The bodies were buried in the little graveyard of Wannonbah, situated upon a yarran-shaded sandhill about a mile from that infant city. The denominational divisions, owing to the climate or other influences perhaps, were not so strictly defined as is the case in some rural Australian cemeteries, where a closely paled fence divides Protestant from Catholic, and Jew from Dissenter. At Wannonbah the dead slept much as they pleased, or rather, as their relatives desired. So Billy Mossthorne, having kinsfolk and sympathisers in the district, was buried near a maternal aunt who had nursed him in his childhood; and the Doctor, coming in for his share of indulgent forgiveness, was interred by the side of a horse-breaker of reasonably unblemished character.

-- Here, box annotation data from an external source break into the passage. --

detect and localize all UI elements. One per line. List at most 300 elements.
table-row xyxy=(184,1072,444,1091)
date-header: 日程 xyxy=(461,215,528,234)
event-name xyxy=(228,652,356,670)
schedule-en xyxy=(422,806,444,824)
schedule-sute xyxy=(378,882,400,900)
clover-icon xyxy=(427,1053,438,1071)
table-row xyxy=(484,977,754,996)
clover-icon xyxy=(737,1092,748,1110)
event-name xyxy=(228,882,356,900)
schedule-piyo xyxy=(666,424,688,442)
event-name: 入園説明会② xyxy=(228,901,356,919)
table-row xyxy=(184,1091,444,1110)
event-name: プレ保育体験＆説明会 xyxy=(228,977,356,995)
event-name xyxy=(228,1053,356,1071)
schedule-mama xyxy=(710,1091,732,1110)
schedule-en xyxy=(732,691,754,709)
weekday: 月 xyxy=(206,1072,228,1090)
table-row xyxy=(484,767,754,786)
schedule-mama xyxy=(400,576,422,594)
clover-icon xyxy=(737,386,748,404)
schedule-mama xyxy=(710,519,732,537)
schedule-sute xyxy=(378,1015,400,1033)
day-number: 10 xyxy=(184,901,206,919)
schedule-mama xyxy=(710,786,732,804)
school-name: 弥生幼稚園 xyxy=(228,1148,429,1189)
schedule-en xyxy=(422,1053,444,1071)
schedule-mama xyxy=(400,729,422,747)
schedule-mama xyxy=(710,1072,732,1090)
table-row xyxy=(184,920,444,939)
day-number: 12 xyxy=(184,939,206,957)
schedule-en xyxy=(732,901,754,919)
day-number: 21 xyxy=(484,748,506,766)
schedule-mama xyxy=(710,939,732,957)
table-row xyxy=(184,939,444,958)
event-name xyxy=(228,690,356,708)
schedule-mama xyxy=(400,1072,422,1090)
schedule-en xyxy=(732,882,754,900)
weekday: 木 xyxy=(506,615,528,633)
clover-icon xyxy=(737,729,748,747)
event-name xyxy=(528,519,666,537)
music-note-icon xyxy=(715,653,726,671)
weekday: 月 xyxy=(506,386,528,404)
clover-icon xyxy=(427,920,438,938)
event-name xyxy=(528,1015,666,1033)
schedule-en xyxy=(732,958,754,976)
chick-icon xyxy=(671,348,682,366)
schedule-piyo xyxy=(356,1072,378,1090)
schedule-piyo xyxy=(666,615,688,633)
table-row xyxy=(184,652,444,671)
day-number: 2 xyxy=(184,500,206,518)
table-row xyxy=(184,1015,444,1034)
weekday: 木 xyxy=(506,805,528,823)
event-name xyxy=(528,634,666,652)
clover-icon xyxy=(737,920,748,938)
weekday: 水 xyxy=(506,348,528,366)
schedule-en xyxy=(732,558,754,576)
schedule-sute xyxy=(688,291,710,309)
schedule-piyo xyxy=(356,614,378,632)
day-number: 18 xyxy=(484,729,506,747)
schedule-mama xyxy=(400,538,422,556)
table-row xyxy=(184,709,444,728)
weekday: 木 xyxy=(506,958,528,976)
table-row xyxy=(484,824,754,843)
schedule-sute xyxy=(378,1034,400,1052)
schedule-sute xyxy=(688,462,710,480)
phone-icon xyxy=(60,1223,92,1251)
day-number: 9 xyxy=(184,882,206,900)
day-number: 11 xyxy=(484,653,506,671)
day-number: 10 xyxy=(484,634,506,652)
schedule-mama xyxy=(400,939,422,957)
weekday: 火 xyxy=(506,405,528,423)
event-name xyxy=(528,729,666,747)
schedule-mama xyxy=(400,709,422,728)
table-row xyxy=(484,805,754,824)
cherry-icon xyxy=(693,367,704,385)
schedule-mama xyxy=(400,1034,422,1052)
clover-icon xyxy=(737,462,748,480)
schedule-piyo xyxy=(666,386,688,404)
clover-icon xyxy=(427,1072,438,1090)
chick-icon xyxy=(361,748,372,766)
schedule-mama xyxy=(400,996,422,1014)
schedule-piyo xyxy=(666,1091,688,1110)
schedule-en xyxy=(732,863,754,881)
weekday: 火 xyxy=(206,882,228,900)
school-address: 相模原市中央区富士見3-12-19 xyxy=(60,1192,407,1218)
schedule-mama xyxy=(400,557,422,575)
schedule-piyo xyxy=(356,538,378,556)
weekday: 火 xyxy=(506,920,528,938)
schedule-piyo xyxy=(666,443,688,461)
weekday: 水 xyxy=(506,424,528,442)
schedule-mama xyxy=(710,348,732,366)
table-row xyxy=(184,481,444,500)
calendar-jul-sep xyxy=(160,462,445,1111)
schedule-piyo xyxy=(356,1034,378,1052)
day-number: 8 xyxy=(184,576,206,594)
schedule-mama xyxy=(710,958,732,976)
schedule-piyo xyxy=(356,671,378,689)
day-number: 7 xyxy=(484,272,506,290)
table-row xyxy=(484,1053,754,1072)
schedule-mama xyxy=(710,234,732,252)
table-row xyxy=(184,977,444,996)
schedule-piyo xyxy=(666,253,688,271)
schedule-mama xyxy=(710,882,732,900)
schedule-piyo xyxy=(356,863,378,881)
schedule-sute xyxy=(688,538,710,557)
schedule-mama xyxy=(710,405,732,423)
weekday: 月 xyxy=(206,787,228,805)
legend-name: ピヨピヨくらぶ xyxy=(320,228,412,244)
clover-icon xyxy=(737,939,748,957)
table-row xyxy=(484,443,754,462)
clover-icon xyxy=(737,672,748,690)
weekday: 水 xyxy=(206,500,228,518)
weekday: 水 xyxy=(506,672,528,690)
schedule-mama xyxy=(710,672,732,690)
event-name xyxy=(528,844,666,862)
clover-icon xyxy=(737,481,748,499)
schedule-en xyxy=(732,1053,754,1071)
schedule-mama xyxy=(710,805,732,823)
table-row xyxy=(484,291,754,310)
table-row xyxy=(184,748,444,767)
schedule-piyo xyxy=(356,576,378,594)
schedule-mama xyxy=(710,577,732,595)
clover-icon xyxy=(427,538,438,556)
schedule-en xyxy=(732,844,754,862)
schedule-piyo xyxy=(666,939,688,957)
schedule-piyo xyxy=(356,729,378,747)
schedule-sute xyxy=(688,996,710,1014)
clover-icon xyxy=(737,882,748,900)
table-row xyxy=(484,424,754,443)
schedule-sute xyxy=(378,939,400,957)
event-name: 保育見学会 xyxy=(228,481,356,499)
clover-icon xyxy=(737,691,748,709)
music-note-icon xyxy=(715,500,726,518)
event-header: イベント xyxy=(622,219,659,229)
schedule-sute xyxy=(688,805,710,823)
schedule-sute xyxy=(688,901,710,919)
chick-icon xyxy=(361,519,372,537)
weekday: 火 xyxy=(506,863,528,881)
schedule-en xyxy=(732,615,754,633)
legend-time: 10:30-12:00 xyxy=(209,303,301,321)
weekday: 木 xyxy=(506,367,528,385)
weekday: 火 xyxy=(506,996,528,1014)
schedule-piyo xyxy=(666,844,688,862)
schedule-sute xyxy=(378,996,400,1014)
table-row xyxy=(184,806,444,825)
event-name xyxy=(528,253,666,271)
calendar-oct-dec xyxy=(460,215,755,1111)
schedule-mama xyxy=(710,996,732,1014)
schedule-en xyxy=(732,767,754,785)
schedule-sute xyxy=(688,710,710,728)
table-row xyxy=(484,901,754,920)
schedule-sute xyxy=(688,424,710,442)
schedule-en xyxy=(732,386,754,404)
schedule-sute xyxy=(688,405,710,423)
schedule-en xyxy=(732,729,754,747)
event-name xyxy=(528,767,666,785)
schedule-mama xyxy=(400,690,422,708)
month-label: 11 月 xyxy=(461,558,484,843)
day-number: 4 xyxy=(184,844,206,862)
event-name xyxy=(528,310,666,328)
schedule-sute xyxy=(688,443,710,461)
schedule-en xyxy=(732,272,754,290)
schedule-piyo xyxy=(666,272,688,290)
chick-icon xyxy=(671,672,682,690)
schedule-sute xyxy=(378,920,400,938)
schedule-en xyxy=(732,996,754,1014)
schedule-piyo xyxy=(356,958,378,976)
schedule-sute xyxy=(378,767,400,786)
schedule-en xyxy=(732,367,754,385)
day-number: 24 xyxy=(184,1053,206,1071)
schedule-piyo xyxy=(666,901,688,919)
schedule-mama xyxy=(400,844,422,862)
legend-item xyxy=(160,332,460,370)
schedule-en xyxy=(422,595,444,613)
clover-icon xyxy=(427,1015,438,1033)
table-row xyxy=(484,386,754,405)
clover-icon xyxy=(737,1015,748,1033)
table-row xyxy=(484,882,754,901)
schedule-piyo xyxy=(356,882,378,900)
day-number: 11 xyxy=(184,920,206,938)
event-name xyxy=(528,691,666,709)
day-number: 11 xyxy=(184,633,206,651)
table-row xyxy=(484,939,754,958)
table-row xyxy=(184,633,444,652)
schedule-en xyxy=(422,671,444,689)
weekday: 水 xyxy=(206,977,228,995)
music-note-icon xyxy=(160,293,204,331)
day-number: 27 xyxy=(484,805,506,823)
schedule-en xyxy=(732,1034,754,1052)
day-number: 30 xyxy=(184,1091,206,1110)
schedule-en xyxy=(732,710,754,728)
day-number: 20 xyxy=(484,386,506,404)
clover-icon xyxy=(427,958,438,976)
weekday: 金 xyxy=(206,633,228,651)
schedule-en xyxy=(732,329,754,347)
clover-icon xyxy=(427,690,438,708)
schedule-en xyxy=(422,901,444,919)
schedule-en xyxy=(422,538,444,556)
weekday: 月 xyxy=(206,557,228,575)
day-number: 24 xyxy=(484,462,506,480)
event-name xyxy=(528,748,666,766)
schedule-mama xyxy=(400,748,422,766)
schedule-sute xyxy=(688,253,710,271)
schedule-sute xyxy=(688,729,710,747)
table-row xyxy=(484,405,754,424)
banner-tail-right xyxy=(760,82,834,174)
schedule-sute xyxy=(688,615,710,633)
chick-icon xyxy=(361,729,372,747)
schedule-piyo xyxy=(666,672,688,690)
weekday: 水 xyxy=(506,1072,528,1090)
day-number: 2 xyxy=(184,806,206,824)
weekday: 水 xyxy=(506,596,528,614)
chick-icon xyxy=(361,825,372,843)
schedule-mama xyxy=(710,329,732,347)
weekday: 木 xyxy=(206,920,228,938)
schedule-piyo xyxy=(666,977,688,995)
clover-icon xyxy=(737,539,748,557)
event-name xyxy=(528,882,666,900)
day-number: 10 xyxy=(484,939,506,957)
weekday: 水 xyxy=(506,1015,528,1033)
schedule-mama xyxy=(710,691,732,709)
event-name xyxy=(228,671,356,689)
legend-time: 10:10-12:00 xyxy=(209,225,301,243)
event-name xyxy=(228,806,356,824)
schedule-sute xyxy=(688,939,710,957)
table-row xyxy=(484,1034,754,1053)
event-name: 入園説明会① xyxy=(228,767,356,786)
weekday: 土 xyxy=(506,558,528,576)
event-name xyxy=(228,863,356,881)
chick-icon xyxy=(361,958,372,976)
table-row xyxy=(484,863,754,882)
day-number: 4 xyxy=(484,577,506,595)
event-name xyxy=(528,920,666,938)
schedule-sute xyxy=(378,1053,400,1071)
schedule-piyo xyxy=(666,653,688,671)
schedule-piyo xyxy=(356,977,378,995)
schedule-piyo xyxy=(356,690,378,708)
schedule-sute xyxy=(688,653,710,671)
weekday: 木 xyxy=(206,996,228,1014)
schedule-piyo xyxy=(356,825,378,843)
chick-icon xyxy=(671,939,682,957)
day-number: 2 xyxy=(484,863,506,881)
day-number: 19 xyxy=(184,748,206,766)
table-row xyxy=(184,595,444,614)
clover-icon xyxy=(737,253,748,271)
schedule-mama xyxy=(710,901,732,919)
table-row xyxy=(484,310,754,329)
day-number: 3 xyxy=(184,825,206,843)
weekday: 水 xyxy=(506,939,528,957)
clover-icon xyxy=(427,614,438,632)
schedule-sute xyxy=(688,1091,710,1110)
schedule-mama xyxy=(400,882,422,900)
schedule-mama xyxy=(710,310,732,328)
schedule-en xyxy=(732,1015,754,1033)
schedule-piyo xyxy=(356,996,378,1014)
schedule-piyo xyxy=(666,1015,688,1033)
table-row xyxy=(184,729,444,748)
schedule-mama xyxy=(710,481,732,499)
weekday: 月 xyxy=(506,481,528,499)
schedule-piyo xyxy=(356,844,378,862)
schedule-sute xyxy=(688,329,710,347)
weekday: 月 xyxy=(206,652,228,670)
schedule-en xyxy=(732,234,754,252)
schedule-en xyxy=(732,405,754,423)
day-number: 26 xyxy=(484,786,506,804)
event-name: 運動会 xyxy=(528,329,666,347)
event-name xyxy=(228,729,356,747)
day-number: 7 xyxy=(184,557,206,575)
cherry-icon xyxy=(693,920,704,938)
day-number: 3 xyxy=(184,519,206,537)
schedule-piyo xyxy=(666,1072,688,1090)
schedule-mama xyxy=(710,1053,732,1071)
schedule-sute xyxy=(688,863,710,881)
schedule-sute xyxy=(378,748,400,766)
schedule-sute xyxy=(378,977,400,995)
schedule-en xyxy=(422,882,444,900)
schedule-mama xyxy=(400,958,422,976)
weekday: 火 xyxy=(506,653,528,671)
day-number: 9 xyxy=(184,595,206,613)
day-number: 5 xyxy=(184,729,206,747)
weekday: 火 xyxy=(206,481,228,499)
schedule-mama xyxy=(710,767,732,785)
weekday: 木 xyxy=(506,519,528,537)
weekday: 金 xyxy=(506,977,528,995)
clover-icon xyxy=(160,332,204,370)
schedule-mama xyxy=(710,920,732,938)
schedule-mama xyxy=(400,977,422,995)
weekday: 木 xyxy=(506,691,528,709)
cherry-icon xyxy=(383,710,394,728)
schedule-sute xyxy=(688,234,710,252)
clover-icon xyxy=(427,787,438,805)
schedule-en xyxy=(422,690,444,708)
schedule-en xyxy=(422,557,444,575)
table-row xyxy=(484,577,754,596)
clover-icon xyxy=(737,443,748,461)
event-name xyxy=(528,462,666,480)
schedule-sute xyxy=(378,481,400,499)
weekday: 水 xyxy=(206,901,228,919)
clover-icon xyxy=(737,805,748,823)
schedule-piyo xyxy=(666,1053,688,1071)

Corindah was again tranquil. The inevitable sequences, great and small, of the night attack had been disposed of. The police troopers, the doctor, the coroner, the jurors had come and gone. The account in extenso of the 'battle, murder, and sudden death,' had been first published in the Wannonbah Watchman, and then had gone the round of the metropolitan and provincial papers. Sergeant Miles Herne was promoted to be sub-inspector, Constable Gray to be senior constable. Then the excitement ended, and the midnight affray at Corindah slipped into the limbo of partly forgotten facts.